Bug: Calculation of inflight events does not consider dropped documents
The calculation of inflight events is incorrect if documents are intentionally discarded in the logstash pipelines via the "drop" processor.
The method "calculateInflightEvents" (https://github.com/NETWAYS/check_logstash/blob/4bb9291fee062dee17440f615beed9c1c948c2b1/cmd/pipeline.go#L122) determines the current inflight events based on the global IN / OUT values. If documents are dropped in the pipeline, the values gradually diverge.
Steps to reproduce
- create a pipeline with a “drop” processor
- analyze the pipeline statistics via “localhost:9600/_node/stats/pipeline” logstash api.
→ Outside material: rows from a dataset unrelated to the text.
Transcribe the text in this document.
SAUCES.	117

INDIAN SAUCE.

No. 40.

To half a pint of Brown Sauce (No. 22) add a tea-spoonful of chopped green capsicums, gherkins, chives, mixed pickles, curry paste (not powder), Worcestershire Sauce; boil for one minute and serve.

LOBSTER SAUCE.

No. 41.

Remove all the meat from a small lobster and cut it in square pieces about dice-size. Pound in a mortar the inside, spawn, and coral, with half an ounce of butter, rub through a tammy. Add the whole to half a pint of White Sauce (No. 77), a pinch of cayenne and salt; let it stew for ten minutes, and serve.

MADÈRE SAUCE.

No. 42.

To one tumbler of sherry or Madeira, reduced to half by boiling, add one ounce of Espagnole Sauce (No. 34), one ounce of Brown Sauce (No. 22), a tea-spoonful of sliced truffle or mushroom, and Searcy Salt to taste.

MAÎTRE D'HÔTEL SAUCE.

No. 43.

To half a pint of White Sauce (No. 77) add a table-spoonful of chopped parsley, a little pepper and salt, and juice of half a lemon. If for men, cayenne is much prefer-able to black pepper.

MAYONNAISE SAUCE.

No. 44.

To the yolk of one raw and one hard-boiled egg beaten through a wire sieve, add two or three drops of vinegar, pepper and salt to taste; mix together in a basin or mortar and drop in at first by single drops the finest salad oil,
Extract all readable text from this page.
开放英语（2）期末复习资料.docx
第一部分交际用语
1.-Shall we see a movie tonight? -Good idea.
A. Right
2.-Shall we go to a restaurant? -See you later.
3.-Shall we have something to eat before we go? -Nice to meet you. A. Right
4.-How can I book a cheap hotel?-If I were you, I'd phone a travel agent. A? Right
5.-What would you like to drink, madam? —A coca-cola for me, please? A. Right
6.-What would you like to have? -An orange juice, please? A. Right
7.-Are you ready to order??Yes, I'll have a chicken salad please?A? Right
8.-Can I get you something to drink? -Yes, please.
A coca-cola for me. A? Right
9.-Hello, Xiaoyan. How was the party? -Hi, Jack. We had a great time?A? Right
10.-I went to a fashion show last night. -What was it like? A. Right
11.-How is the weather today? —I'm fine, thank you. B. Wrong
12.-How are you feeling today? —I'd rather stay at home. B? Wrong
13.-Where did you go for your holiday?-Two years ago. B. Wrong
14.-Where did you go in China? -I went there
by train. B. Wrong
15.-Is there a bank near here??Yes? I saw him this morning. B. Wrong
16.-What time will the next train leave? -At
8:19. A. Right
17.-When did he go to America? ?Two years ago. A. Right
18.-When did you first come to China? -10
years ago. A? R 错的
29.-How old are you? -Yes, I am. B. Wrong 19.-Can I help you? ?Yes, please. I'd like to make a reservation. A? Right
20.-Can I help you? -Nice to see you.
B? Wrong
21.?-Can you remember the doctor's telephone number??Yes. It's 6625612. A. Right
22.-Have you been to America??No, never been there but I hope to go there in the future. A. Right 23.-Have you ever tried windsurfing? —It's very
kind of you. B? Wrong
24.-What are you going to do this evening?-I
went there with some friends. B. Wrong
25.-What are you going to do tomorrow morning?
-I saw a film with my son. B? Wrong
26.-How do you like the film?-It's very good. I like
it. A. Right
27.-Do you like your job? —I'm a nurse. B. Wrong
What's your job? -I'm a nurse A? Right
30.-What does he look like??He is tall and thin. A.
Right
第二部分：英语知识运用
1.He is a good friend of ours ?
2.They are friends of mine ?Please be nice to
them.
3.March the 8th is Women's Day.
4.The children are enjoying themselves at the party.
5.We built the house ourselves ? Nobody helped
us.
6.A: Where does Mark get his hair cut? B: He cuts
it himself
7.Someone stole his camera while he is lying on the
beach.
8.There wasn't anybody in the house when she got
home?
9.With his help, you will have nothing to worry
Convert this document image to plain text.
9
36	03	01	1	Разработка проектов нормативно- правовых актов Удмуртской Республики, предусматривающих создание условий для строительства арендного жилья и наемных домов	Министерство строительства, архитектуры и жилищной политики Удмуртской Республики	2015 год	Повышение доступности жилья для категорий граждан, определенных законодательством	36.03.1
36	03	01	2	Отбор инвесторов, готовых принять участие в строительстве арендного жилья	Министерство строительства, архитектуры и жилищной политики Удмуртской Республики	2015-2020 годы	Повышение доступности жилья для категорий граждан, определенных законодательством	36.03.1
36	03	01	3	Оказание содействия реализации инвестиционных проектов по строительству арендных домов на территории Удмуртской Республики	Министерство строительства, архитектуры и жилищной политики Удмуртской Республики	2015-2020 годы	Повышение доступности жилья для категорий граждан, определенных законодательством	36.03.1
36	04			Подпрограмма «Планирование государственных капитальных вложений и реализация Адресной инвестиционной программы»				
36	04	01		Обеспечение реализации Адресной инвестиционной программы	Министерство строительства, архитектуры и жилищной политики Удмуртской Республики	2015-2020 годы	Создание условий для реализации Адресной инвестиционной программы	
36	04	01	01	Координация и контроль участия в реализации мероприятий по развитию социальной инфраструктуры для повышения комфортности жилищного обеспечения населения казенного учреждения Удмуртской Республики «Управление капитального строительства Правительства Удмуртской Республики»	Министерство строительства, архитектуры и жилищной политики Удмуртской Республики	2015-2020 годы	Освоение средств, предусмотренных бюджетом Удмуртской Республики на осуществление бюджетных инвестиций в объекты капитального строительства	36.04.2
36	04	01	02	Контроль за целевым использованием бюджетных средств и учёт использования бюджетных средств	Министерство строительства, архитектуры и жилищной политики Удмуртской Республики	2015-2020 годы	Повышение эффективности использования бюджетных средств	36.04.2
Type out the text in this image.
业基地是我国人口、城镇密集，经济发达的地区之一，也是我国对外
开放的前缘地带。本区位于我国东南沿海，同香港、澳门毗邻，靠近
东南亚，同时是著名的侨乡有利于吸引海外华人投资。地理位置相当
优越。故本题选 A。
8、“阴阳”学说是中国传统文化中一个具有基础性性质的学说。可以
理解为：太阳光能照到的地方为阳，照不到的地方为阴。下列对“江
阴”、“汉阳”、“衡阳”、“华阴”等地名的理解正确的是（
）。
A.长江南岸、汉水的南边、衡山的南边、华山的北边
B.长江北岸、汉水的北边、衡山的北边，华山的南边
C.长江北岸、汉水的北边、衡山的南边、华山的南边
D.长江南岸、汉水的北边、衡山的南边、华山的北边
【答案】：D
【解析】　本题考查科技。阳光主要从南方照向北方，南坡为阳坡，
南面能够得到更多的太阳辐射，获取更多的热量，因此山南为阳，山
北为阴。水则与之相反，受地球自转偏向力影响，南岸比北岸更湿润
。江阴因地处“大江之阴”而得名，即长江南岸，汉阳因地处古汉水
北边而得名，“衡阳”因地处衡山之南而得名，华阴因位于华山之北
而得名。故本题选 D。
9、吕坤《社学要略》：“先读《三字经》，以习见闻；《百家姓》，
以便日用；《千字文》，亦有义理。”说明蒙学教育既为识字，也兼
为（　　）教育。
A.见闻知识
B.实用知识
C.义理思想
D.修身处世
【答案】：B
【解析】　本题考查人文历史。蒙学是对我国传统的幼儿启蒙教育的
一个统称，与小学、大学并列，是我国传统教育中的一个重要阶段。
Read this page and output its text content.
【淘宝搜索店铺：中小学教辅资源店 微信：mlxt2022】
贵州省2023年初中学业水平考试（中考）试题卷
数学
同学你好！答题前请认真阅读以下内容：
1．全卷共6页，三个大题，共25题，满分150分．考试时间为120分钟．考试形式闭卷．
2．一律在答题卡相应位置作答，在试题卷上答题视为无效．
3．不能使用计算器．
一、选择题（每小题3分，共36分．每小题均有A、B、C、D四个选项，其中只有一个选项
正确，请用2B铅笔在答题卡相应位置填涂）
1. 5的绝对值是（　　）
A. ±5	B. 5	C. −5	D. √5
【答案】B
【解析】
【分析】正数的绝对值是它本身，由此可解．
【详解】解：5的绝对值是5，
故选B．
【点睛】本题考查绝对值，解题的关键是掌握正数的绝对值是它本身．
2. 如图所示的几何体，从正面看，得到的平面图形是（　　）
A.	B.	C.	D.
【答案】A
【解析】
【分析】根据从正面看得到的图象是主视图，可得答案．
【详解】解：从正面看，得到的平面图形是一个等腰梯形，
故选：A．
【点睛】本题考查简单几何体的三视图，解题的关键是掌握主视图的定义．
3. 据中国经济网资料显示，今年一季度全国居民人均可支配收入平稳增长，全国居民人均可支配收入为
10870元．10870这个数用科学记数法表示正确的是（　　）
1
- compare the values with the output of the Icinga check
Hi, from what I can tell, the "inflight events" were a custom metric that the original check plugin used, based on this calculation:
https://github.com/NETWAYS/check_logstash/blob/4bb9291fee062dee17440f615beed9c1c948c2b1/legacy/check_logstash#L363
When writing the Golang code, I decided to reuse this logic to keep compatibility with the old code. Generally I would say, it always tried to be an approximation, not sure though (I didn't write the original plugin), @widhalmt might have more information.
I'd say, where possible use the Pipeline Flow Metrics for newer Logstash versions.
@martialblog you're right: It always was an approximation. Full disclosure: I just didn't think of the possibility of dropping events when writing the initial version.
I'd really like to see an improvement like a more accurate representation. I'm just not able to write Golang code, yet. And, honestly, I think I'm not the right person to implement this.
While I can see a potential benefit of seeing the difference of incoming and outgoing events, it's definitely wrong to keep them as inflight_events.
We currently use the Node Stats API to get the in/out https://www.elastic.co/guide/en/logstash/current/node-stats-api.html#pipeline-stats
Not sure if we can get the information we require from this API. There's was a discussion about this already: https://github.com/NETWAYS/check_logstash/issues/44
If someone has an idea where to get the required info from the API it should be possible to update the calculation.